Wireshark-users: Re: [Wireshark-users] tcp reassembly
From: Guy Harris <guy@xxxxxxxxxxxx>
Date: Thu, 17 Dec 2009 02:14:44 -0800
On Dec 16, 2009, at 10:41 PM, Chun Chan wrote:

> ok. I understand and thanks for answers.
> Bu I have a only one qestion.
> I write a simple code client/server example with using socket.
> Server side is watitng to read 10000 bytes in while loop. Ans server side print a message after recv packet. like that "n bytes received." 
> client side is sending 5000 bytes two times to server.
> 
> I hope server side is only one message "10.000 bytes received" but server side printed a message two times "5000 bytes received".

If you do a 10000-byte read/receive from a TCP socket, there is no guarantee that the read will return 10000 bytes.  If, for example, 5000 bytes are sent, followed by 5000 more bytes, if the time difference between the two sends is large enough - and it doesn't have to be very large at all - the 10000-byte read/receive might return only the first 5000 bytes, or, given that a 5000-byte send might not fit in a single link-layer packet, it might return fewer than 5000 bytes.

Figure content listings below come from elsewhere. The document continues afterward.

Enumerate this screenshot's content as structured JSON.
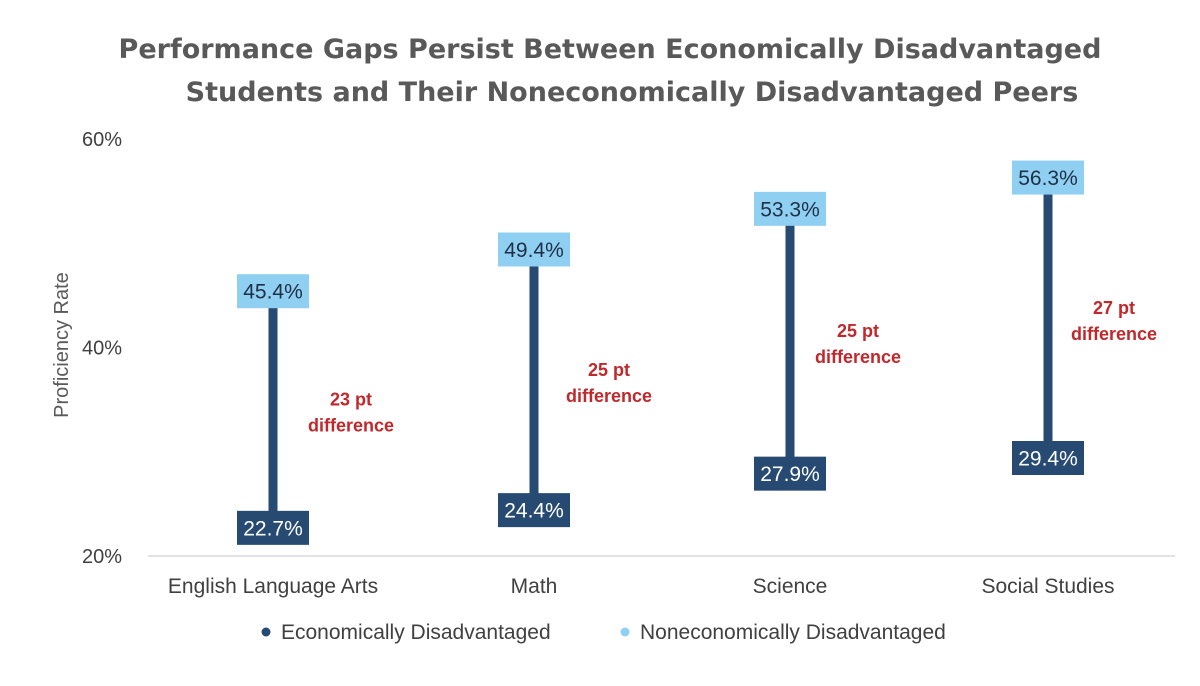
{
  "chart_data": {
    "type": "dumbbell",
    "title_lines": [
      "Performance Gaps Persist Between Economically Disadvantaged",
      "Students and Their Noneconomically Disadvantaged Peers"
    ],
    "ylabel": "Proficiency Rate",
    "ylim": [
      20,
      60
    ],
    "yticks": [
      20,
      40,
      60
    ],
    "ytick_labels": [
      "20%",
      "40%",
      "60%"
    ],
    "categories": [
      "English Language Arts",
      "Math",
      "Science",
      "Social Studies"
    ],
    "series": [
      {
        "name": "Economically Disadvantaged",
        "values": [
          22.7,
          24.4,
          27.9,
          29.4
        ],
        "labels": [
          "22.7%",
          "24.4%",
          "27.9%",
          "29.4%"
        ]
      },
      {
        "name": "Noneconomically Disadvantaged",
        "values": [
          45.4,
          49.4,
          53.3,
          56.3
        ],
        "labels": [
          "45.4%",
          "49.4%",
          "53.3%",
          "56.3%"
        ]
      }
    ],
    "annotations": [
      {
        "line1": "23 pt",
        "line2": "difference"
      },
      {
        "line1": "25 pt",
        "line2": "difference"
      },
      {
        "line1": "25 pt",
        "line2": "difference"
      },
      {
        "line1": "27 pt",
        "line2": "difference"
      }
    ],
    "legend": "bottom"
  },
  "colors": {
    "dark": "#264a72",
    "light": "#8fd0f2",
    "annotation": "#c0282b",
    "axis": "#d9d9d9"
  }
}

> Then I analyze tcpip packet there is many packet 1400 bytes.

An Ethernet packet is, at most, 1518 bytes, including the 14-byte Ethernet header and the 4-byte CRC (the 4-byte CRC might, or might not, be seen in a capture; the hardware or driver might remove it before Wireshark sees it).  That leaves 1500 bytes of data; an IPv4 header is at least 20 bytes long, and a TCP header is at least 20 bytes long, which leaves at most 1460 bytes of TCP segment data.

> How understand socket when finish message?

The socket *doesn't* understand when the message is finished.  TCP is a byte-stream protocol; the data is just a sequence of bytes, with *no* message boundaries.

If you are sending messages over a TCP socket, the protocol needs to be designed in a way that puts message lengths, or message boundaries, into the stream of bytes.  For example, a number of protocols that run over TCP put a "message length" value at the beginning of the message, where the "message length" is a count of the number of bytes in the message (either including, or not including, the message length itself).

That's what Sake Blok meant when he said

> TCP is a streaming protocol. This means it will just take the data is has been given from the upper layer and transmit it to the receiving end. The receiving end on it's turn just passes the traffic as a stream towards the upper layer. It is the upper layer that is responsible for reassembly of the data into it's PDU's.

and what Martin Visser meant when he said

> Your "protocol" needs to convey this information - there is nothing in TCP that knows when the SDU (Service Data Unit) is carrying is finished. Basically you have two options. Either your protocol (that defines that those 5000 bytes is a Protocol Data Unit) needs to provide  a header (indicating at least the length) OR a trailer, that has some sort of a delimiter (say a NULL character or CRLF) that indicates your PDU is finished. Together this is basically known as framing, by which you indicate the begin and end of your data units.

> I want to do that thing with sniffer how socket did.

Again, the socket *doesn't* know when the message is finished, and neither does Wireshark's TCP dissector.  If the protocol 
What you have to do in your application is to put something such as a protocol length at the beginning of each message, or some other mechanism to indicate when a message ends.  If you use a message length, you could, in the dissector for your protocol, use tcp_dissect_pdus() to detect the end of a message and to reassemble messages that require more than one TCP segment.

(I.e., not only do you have to write some code to defragment the packets in Wireshark, you have to write some code *in the application that receives the messages* to defragment the packets.)